Because programmers made the LLMs, and they first applied it to the problems they know, so the examples of "replacing a programmer" are abundant. Then the hype train rolled in and now it's suddenly going to replace everything, just that software engineering is the low-hanging fruit since they already have "proof" that it works in that domain.
Hint: it actually doesn't work at real depth, and why not is fairly well explained in TFA: they hype always overestimates the depth of the field. So these advances do help to make easy thing easy (in the case of LLMs because they have been trained on a billion examples of the easy stuff), but don't really end up helping with the hard things (because they really only make new things that weren't encompassed in their training by getting lucky, and because tedious things are different than hard things).
CS programs have high attrition rates because programming or "coding" has been touted as easy money for a couple few decades now. When people find out it's not so easy, they bail. Holding a few layers of abstractions in your head is not something that everyone does easily.
Just as keeping most of the structure of a 4-novel-long story in your head is not something everyone can do, hence why being a successful author is not something that everyone can do. Start telling everyone that being a novelist is easy money, though, and you'll see Comp 101 courses filling up and the attrition rate correspondingly go through the roof.
Anyone could make their own tools before this as well. Just needed to learn something first.
Real democratizing or programming is free access to compilers, SDKs, etc. AI coding does nothing to help that. In fact, it hurts it, because those non-programmers only get access to the AI tools on the terms of the AI companies. Sure they could train their own models, but then we're back to having to learn things.

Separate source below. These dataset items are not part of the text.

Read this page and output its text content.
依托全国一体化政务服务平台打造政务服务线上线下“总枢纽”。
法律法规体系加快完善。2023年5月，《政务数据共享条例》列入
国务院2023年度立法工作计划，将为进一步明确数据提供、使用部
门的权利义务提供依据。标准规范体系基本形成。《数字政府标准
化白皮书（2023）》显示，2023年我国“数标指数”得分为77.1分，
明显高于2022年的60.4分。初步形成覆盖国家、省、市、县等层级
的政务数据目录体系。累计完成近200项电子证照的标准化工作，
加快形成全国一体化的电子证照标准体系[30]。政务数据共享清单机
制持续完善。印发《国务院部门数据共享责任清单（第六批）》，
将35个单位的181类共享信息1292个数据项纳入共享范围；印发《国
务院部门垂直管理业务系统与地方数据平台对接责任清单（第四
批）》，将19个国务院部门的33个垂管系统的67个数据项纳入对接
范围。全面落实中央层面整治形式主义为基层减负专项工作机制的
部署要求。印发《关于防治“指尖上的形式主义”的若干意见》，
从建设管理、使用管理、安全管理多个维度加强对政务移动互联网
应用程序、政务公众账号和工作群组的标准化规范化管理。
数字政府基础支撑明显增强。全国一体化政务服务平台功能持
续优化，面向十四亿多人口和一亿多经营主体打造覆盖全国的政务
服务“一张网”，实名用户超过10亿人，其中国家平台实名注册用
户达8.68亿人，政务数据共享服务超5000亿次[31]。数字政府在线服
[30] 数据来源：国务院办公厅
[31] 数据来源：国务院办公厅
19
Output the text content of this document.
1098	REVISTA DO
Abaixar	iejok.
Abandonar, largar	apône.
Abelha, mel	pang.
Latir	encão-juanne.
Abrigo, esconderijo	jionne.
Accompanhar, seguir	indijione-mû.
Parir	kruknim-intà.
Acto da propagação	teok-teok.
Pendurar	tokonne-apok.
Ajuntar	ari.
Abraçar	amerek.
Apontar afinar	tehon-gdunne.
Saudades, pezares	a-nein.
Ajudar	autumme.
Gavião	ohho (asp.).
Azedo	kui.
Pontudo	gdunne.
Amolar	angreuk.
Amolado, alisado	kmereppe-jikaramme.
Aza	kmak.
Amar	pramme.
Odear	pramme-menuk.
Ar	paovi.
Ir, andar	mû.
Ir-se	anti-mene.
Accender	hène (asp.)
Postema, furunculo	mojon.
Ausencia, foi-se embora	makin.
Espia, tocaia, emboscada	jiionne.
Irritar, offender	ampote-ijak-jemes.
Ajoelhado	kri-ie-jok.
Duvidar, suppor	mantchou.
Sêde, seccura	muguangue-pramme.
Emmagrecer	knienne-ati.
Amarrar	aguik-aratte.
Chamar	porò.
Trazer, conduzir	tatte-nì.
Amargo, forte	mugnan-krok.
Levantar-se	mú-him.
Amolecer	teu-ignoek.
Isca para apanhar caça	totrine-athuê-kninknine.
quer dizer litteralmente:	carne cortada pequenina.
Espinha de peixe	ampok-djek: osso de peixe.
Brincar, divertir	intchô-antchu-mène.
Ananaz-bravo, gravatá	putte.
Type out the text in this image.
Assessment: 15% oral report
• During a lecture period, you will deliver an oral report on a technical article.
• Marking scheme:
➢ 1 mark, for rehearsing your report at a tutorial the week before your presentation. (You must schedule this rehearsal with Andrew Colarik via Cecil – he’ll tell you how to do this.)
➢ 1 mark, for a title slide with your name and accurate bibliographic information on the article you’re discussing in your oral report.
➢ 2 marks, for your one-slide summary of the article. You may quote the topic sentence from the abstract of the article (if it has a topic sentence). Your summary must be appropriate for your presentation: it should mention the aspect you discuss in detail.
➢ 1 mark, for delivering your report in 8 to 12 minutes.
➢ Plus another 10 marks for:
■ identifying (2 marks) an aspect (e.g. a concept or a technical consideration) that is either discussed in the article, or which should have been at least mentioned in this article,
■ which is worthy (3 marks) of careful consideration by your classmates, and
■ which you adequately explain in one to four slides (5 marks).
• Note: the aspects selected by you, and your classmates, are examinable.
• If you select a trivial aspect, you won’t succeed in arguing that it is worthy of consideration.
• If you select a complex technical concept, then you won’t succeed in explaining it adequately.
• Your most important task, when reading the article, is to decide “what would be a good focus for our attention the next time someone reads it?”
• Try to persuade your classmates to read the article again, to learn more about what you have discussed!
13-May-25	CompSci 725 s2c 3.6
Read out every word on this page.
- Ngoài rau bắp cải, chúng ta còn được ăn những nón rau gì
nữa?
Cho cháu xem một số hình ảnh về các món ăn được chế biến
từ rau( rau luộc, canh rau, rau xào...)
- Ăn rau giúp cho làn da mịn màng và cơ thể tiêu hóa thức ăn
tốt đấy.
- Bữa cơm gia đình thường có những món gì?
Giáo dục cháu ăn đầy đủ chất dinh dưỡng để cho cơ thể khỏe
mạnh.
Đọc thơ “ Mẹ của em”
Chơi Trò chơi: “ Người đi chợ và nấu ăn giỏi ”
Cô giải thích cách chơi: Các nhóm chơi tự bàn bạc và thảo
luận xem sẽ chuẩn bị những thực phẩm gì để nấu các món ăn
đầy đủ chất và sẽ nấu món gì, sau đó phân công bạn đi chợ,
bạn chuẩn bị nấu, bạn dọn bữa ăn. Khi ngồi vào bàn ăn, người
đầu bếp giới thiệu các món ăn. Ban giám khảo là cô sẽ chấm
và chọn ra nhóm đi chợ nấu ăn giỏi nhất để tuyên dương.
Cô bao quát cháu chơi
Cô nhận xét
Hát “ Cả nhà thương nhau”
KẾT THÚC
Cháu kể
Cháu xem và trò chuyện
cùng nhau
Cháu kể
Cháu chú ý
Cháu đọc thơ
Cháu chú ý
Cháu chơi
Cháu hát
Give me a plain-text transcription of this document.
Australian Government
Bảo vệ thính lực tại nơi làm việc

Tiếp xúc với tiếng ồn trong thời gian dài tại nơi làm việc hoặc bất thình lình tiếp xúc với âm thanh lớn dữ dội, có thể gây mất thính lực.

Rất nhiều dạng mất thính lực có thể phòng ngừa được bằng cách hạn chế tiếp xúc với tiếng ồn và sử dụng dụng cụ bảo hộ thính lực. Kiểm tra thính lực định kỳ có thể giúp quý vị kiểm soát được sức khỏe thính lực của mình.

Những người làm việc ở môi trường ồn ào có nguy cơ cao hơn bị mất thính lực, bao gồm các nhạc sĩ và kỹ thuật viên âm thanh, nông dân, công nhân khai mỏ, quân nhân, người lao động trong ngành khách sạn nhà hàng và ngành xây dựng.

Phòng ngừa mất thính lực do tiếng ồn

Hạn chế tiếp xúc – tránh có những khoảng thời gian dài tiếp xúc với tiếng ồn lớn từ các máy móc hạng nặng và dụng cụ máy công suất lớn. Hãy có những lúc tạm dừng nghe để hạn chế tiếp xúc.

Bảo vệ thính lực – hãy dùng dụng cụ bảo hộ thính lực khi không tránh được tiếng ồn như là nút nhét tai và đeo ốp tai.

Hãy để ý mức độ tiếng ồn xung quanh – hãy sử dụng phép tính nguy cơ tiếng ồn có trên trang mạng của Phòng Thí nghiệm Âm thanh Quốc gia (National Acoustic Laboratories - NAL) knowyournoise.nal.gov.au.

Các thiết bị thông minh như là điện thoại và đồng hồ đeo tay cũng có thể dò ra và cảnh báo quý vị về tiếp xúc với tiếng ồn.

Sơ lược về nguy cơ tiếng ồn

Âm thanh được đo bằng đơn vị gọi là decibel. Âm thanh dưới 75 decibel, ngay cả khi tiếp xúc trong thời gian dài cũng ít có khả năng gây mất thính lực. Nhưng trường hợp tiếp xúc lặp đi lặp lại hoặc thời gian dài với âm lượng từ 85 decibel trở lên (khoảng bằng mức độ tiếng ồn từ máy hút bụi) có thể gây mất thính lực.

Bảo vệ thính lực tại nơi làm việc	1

Then those "upgrades" will come down to just using an LLM as a lexer/parser for natural language and then calling a compiler on the generated AST. Except natural language is often very very ambiguous and removing that ambiguity by limiting the possible inputs just brings you closer and closer to a high level programming language. So why not just start there and use something way more efficient than an LLM for lexing/parsing? I'm not saying current high level languages are the endgame, they can certainly be improved and specialized and made faster. Just that the current architecture does not need to be replaced by statistical modeling, especially when you talk of making them deterministic with starting seeds... why bother forcing an LLM to follow the same deterministic path when we already know how to make tools to do that?
I hope people can see that "winning big" using that process is very unlikely NOT to be "winning long term".
(From GP) "AI coding sometimes sacrifices correctness or cleanness for simplicity, but it will win and win big as long as the produced code works per its users' standards."
Those user's standards are an ephemeral target for any software beyond a one-shot script or a hobby project with minimal user:dev ratio. That incorrect and unclean code simply isn't conducive to the many iterations needed when those "users' standards" change. And as we all know, that change is _inevitable_, and oftentimes happens before the software in question has even had a single release! Get ready to throw ever more tokens at trying to correct and clean if you ever really "win big" and need to actually support the product.
It's very much gross short-sighted thinking that goes right along with the gross short-sighted thinking providing all the [fake] value around this crap.
Fixed that for you.
The input is sooo much more than your prompt, that's kind of the point.